I woke last week with a muscle cramp in my right shoulder spreading from my forearm to outside my shoulder blade. I tried to gut it out over two nights bad sleep. Then I was reminded of the deep tissue massage kiosk at The Mall. I paid $30 to be pummeled over a total 30 minutes. Felt better just in time for a day off so I could work on the revision that I realized I had been procrastinating.

Drank a cola at lunch and the pain came back almost as bad as before. At Panera, in front of my laptop, it did not subside.

I looked at my hand. I honestly became concerned. The ache spread so badly. Would this interfere with my day job? Would I even be able to type?

A realization quieted everything.

“Would I be able to type?”

I thought the pain may be something like how my body reacted when it was time to become Big Time Publisher and throw panic attacks at me.

Immediately, I opened my draft. I began fixing the first sentence of the chapters. And the ache ebbed away.

Then the pain came back. No easy answer here. No such luck.

I did a pass on the last three chapters for clarity. Now that I’m done, the pain is like an ice-cream headache centered on my shoulder.

I’m rather happy for this book.

Had a dream after seven this morning, maybe based on the ibuprofen kicking in.
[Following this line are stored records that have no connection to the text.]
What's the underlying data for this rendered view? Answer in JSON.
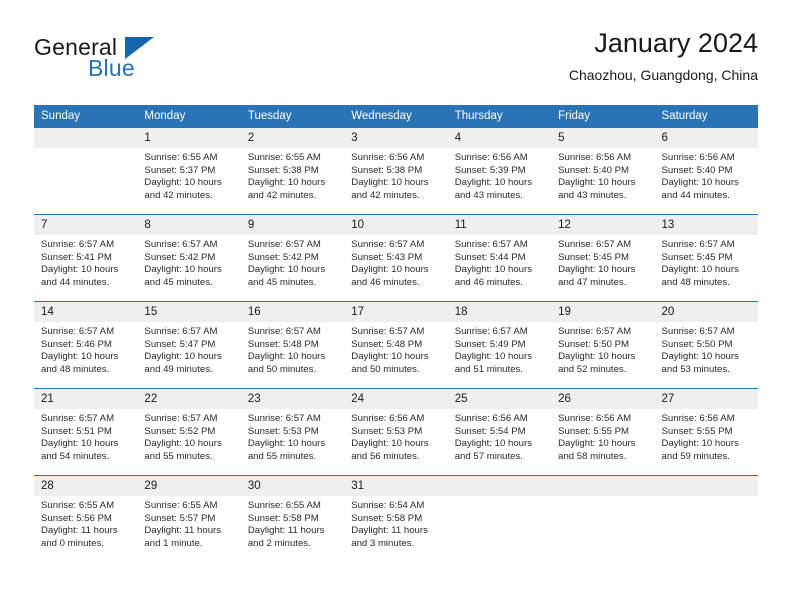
{
  "brand": {
    "name_part1": "General",
    "name_part2": "Blue",
    "accent_color": "#2272b8",
    "triangle_color": "#1565a8"
  },
  "header": {
    "title": "January 2024",
    "subtitle": "Chaozhou, Guangdong, China"
  },
  "theme": {
    "header_blue": "#2a74b6",
    "date_band_gray": "#efefef"
  },
  "calendar": {
    "day_headers": [
      "Sunday",
      "Monday",
      "Tuesday",
      "Wednesday",
      "Thursday",
      "Friday",
      "Saturday"
    ],
    "weeks": [
      [
        {
          "day": "",
          "lines": []
        },
        {
          "day": "1",
          "lines": [
            "Sunrise: 6:55 AM",
            "Sunset: 5:37 PM",
            "Daylight: 10 hours",
            "and 42 minutes."
          ]
        },
        {
          "day": "2",
          "lines": [
            "Sunrise: 6:55 AM",
            "Sunset: 5:38 PM",
            "Daylight: 10 hours",
            "and 42 minutes."
          ]
        },
        {
          "day": "3",
          "lines": [
            "Sunrise: 6:56 AM",
            "Sunset: 5:38 PM",
            "Daylight: 10 hours",
            "and 42 minutes."
          ]
        },
        {
          "day": "4",
          "lines": [
            "Sunrise: 6:56 AM",
            "Sunset: 5:39 PM",
            "Daylight: 10 hours",
            "and 43 minutes."
          ]
        },
        {
          "day": "5",
          "lines": [
            "Sunrise: 6:56 AM",
            "Sunset: 5:40 PM",
            "Daylight: 10 hours",
            "and 43 minutes."
          ]
        },
        {
          "day": "6",
          "lines": [
            "Sunrise: 6:56 AM",
            "Sunset: 5:40 PM",
            "Daylight: 10 hours",
            "and 44 minutes."
          ]
        }
      ],
      [
        {
          "day": "7",
          "lines": [
            "Sunrise: 6:57 AM",
            "Sunset: 5:41 PM",
            "Daylight: 10 hours",
            "and 44 minutes."
          ]
        },
        {
          "day": "8",
          "lines": [
            "Sunrise: 6:57 AM",
            "Sunset: 5:42 PM",
            "Daylight: 10 hours",
            "and 45 minutes."
          ]
        },
        {
          "day": "9",
          "lines": [
            "Sunrise: 6:57 AM",
            "Sunset: 5:42 PM",
            "Daylight: 10 hours",
            "and 45 minutes."
          ]
        },
        {
          "day": "10",
          "lines": [
            "Sunrise: 6:57 AM",
            "Sunset: 5:43 PM",
            "Daylight: 10 hours",
            "and 46 minutes."
          ]
        },
        {
          "day": "11",
          "lines": [
            "Sunrise: 6:57 AM",
            "Sunset: 5:44 PM",
            "Daylight: 10 hours",
            "and 46 minutes."
          ]
        },
        {
          "day": "12",
          "lines": [
            "Sunrise: 6:57 AM",
            "Sunset: 5:45 PM",
            "Daylight: 10 hours",
            "and 47 minutes."
          ]
        },
        {
          "day": "13",
          "lines": [
            "Sunrise: 6:57 AM",
            "Sunset: 5:45 PM",
            "Daylight: 10 hours",
            "and 48 minutes."
          ]
        }
      ],
      [
        {
          "day": "14",
          "lines": [
            "Sunrise: 6:57 AM",
            "Sunset: 5:46 PM",
            "Daylight: 10 hours",
            "and 48 minutes."
          ]
        },
        {
          "day": "15",
          "lines": [
            "Sunrise: 6:57 AM",
            "Sunset: 5:47 PM",
            "Daylight: 10 hours",
            "and 49 minutes."
          ]
        },
        {
          "day": "16",
          "lines": [
            "Sunrise: 6:57 AM",
            "Sunset: 5:48 PM",
            "Daylight: 10 hours",
            "and 50 minutes."
          ]
        },
        {
          "day": "17",
          "lines": [
            "Sunrise: 6:57 AM",
            "Sunset: 5:48 PM",
            "Daylight: 10 hours",
            "and 50 minutes."
          ]
        },
        {
          "day": "18",
          "lines": [
            "Sunrise: 6:57 AM",
            "Sunset: 5:49 PM",
            "Daylight: 10 hours",
            "and 51 minutes."
          ]
        },
        {
          "day": "19",
          "lines": [
            "Sunrise: 6:57 AM",
            "Sunset: 5:50 PM",
            "Daylight: 10 hours",
            "and 52 minutes."
          ]
        },
        {
          "day": "20",
          "lines": [
            "Sunrise: 6:57 AM",
            "Sunset: 5:50 PM",
            "Daylight: 10 hours",
            "and 53 minutes."
          ]
        }
      ],
      [
        {
          "day": "21",
          "lines": [
            "Sunrise: 6:57 AM",
            "Sunset: 5:51 PM",
            "Daylight: 10 hours",
            "and 54 minutes."
          ]
        },
        {
          "day": "22",
          "lines": [
            "Sunrise: 6:57 AM",
            "Sunset: 5:52 PM",
            "Daylight: 10 hours",
            "and 55 minutes."
          ]
        },
        {
          "day": "23",
          "lines": [
            "Sunrise: 6:57 AM",
            "Sunset: 5:53 PM",
            "Daylight: 10 hours",
            "and 55 minutes."
          ]
        },
        {
          "day": "24",
          "lines": [
            "Sunrise: 6:56 AM",
            "Sunset: 5:53 PM",
            "Daylight: 10 hours",
            "and 56 minutes."
          ]
        },
        {
          "day": "25",
          "lines": [
            "Sunrise: 6:56 AM",
            "Sunset: 5:54 PM",
            "Daylight: 10 hours",
            "and 57 minutes."
          ]
        },
        {
          "day": "26",
          "lines": [
            "Sunrise: 6:56 AM",
            "Sunset: 5:55 PM",
            "Daylight: 10 hours",
            "and 58 minutes."
          ]
        },
        {
          "day": "27",
          "lines": [
            "Sunrise: 6:56 AM",
            "Sunset: 5:55 PM",
            "Daylight: 10 hours",
            "and 59 minutes."
          ]
        }
      ],
      [
        {
          "day": "28",
          "lines": [
            "Sunrise: 6:55 AM",
            "Sunset: 5:56 PM",
            "Daylight: 11 hours",
            "and 0 minutes."
          ]
        },
        {
          "day": "29",
          "lines": [
            "Sunrise: 6:55 AM",
            "Sunset: 5:57 PM",
            "Daylight: 11 hours",
            "and 1 minute."
          ]
        },
        {
          "day": "30",
          "lines": [
            "Sunrise: 6:55 AM",
            "Sunset: 5:58 PM",
            "Daylight: 11 hours",
            "and 2 minutes."
          ]
        },
        {
          "day": "31",
          "lines": [
            "Sunrise: 6:54 AM",
            "Sunset: 5:58 PM",
            "Daylight: 11 hours",
            "and 3 minutes."
          ]
        },
        {
          "day": "",
          "lines": []
        },
        {
          "day": "",
          "lines": []
        },
        {
          "day": "",
          "lines": []
        }
      ]
    ]
  }
}
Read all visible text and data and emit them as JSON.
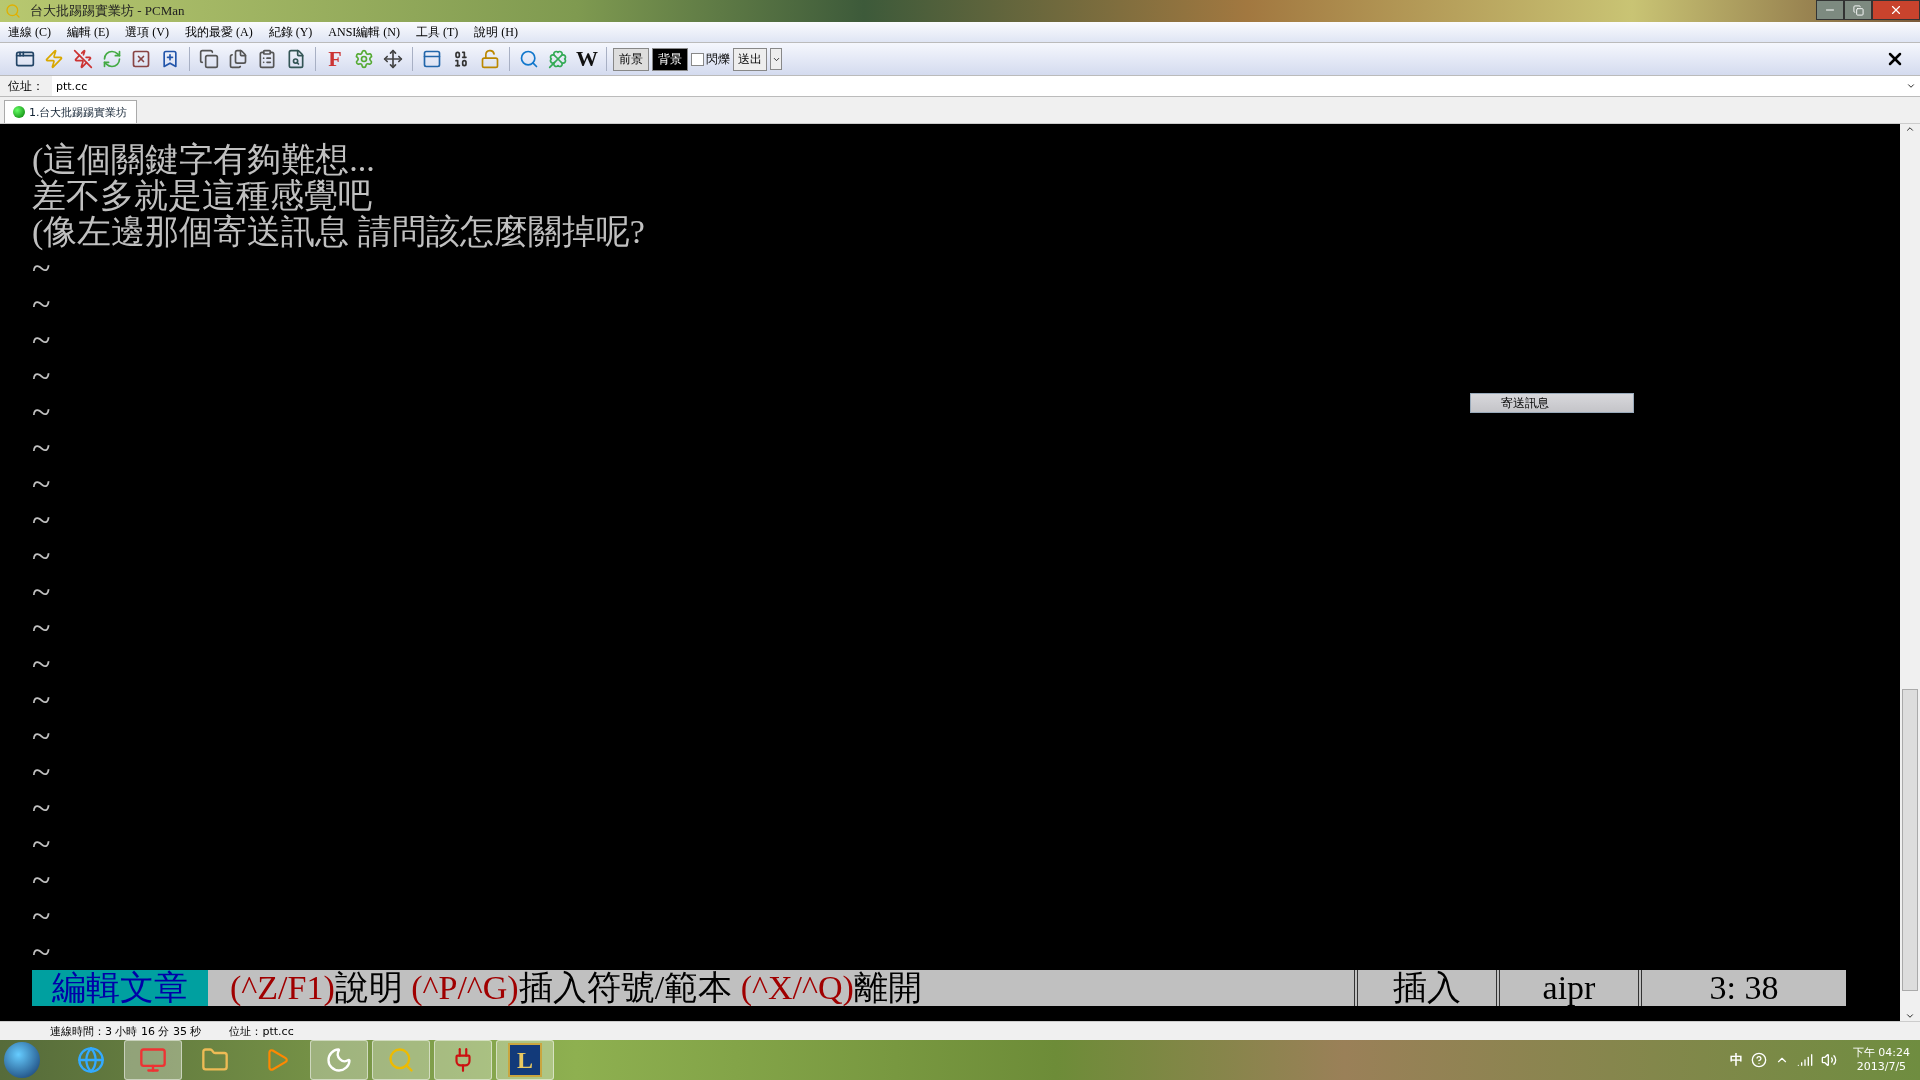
{
  "window": {
    "title": "台大批踢踢實業坊 - PCMan"
  },
  "menu": [
    "連線 (C)",
    "編輯 (E)",
    "選項 (V)",
    "我的最愛 (A)",
    "紀錄 (Y)",
    "ANSI編輯 (N)",
    "工具 (T)",
    "說明 (H)"
  ],
  "toolbar": {
    "glyph_buttons": [
      "F",
      "W"
    ],
    "color_buttons": [
      {
        "label": "前景",
        "selected": false
      },
      {
        "label": "背景",
        "selected": true
      }
    ],
    "blink": {
      "label": "閃爍",
      "checked": false
    },
    "send": "送出"
  },
  "address": {
    "label": "位址：",
    "value": "ptt.cc"
  },
  "tabs": [
    {
      "label": "1.台大批踢踢實業坊",
      "selected": true
    }
  ],
  "terminal": {
    "lines": [
      "(這個關鍵字有夠難想...",
      "差不多就是這種感覺吧",
      "(像左邊那個寄送訊息 請問該怎麼關掉呢?",
      "~",
      "~",
      "~",
      "~",
      "~",
      "~",
      "~",
      "~",
      "~",
      "~",
      "~",
      "~",
      "~",
      "~",
      "~",
      "~",
      "~",
      "~",
      "~",
      "~"
    ],
    "status_segments": [
      {
        "kind": "mode",
        "text": "編輯文章"
      },
      {
        "kind": "key",
        "text": "(^Z/F1)"
      },
      {
        "kind": "label",
        "text": "說明 "
      },
      {
        "kind": "key",
        "text": "(^P/^G)"
      },
      {
        "kind": "label",
        "text": "插入符號/範本 "
      },
      {
        "kind": "key",
        "text": "(^X/^Q)"
      },
      {
        "kind": "label",
        "text": "離開"
      },
      {
        "kind": "field",
        "text": "插入"
      },
      {
        "kind": "field",
        "text": "aipr"
      },
      {
        "kind": "field",
        "text": "3: 38"
      }
    ]
  },
  "popup_menu": [
    "寄送訊息"
  ],
  "status_bar": [
    "連線時間：3 小時 16 分 35 秒",
    "位址：ptt.cc"
  ],
  "taskbar": {
    "app_glyph": "L",
    "ime": "中",
    "clock": {
      "time": "下午 04:24",
      "date": "2013/7/5"
    }
  }
}
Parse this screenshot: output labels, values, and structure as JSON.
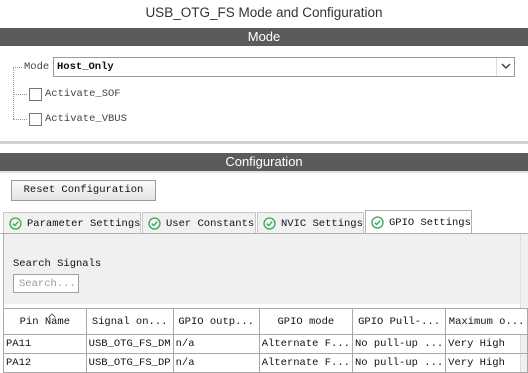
{
  "window": {
    "title": "USB_OTG_FS Mode and Configuration"
  },
  "mode_section": {
    "header": "Mode",
    "mode_label": "Mode",
    "mode_value": "Host_Only",
    "activate_sof_label": "Activate_SOF",
    "activate_sof_checked": false,
    "activate_vbus_label": "Activate_VBUS",
    "activate_vbus_checked": false
  },
  "config_section": {
    "header": "Configuration",
    "reset_label": "Reset Configuration",
    "tabs": [
      {
        "label": "Parameter Settings",
        "icon": "check-circle-icon",
        "active": false
      },
      {
        "label": "User Constants",
        "icon": "check-circle-icon",
        "active": false
      },
      {
        "label": "NVIC Settings",
        "icon": "check-circle-icon",
        "active": false
      },
      {
        "label": "GPIO Settings",
        "icon": "check-circle-icon",
        "active": true
      }
    ],
    "search": {
      "title": "Search Signals",
      "placeholder": "Search..."
    },
    "table": {
      "columns": [
        "Pin Name",
        "Signal on...",
        "GPIO outp...",
        "GPIO mode",
        "GPIO Pull-...",
        "Maximum o..."
      ],
      "rows": [
        [
          "PA11",
          "USB_OTG_FS_DM",
          "n/a",
          "Alternate F...",
          "No pull-up ...",
          "Very High"
        ],
        [
          "PA12",
          "USB_OTG_FS_DP",
          "n/a",
          "Alternate F...",
          "No pull-up ...",
          "Very High"
        ]
      ]
    }
  },
  "colors": {
    "section_bar": "#5b5b5b",
    "check_icon": "#3aa757"
  }
}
I dream often of enormous wooden structures, boarding houses the size of stadiums. Usually they are in need of repair. This morning the building was seemingly brand-new. I was part of a loose-knit theater group that had forgotten that today they were to perform.

The performers were a few former members of my comedy group and a variety of 30-ish people like those at my day job. The performance was supposed to be a multi-media comedy/drama of some critical importance. My first reflex was to head for the hills.

We pulled together and created this piece that mixed back-stage preparations of the show with the show’s performance, which is something I had wanted to do for decades. Dozens of 30-ishes leapt in with big trucks and lots of their own props to assemble spaces throughout this small area of this enormous victorian house. The set pieces include existing stairways, storage rooms, porches, rooms where one wall faced the outside. Props were automobiles, stage lights, tapestries, junk, all in the earth tones of the discarded. Audience wandered through all day.

At one point, though, I am not wearing clothes. A few 30-ish audience see my genitals. They giggle or show disdain at my performance faux pas. The performance had taken a hit by my blunder. What I remember is a 30ish telling me that one of our performers Dean Martin (that Dean Martin) took off his shirt and did a GG Allin punk-rock body thrash on the small wooden stage.

It was understood that overall the show had satisfied, in the way an ensemble piece satisfied; my own performance had not been good that evening, but it was the performance and its dialogue with the audience that had created a unique, satisfying moment. I awoke feeling that a portion of me had briefly reawakened; that bit of brain from being an impulsive kid at heedless play, something more basic than professional improvisation, or maybe a place without consciousness. The feeling opened a sunny, living part of me I had forgotten.

If I’m lucky, I have thirty years of life before me. If I can get back to that state of mind, I will count myself fortunate.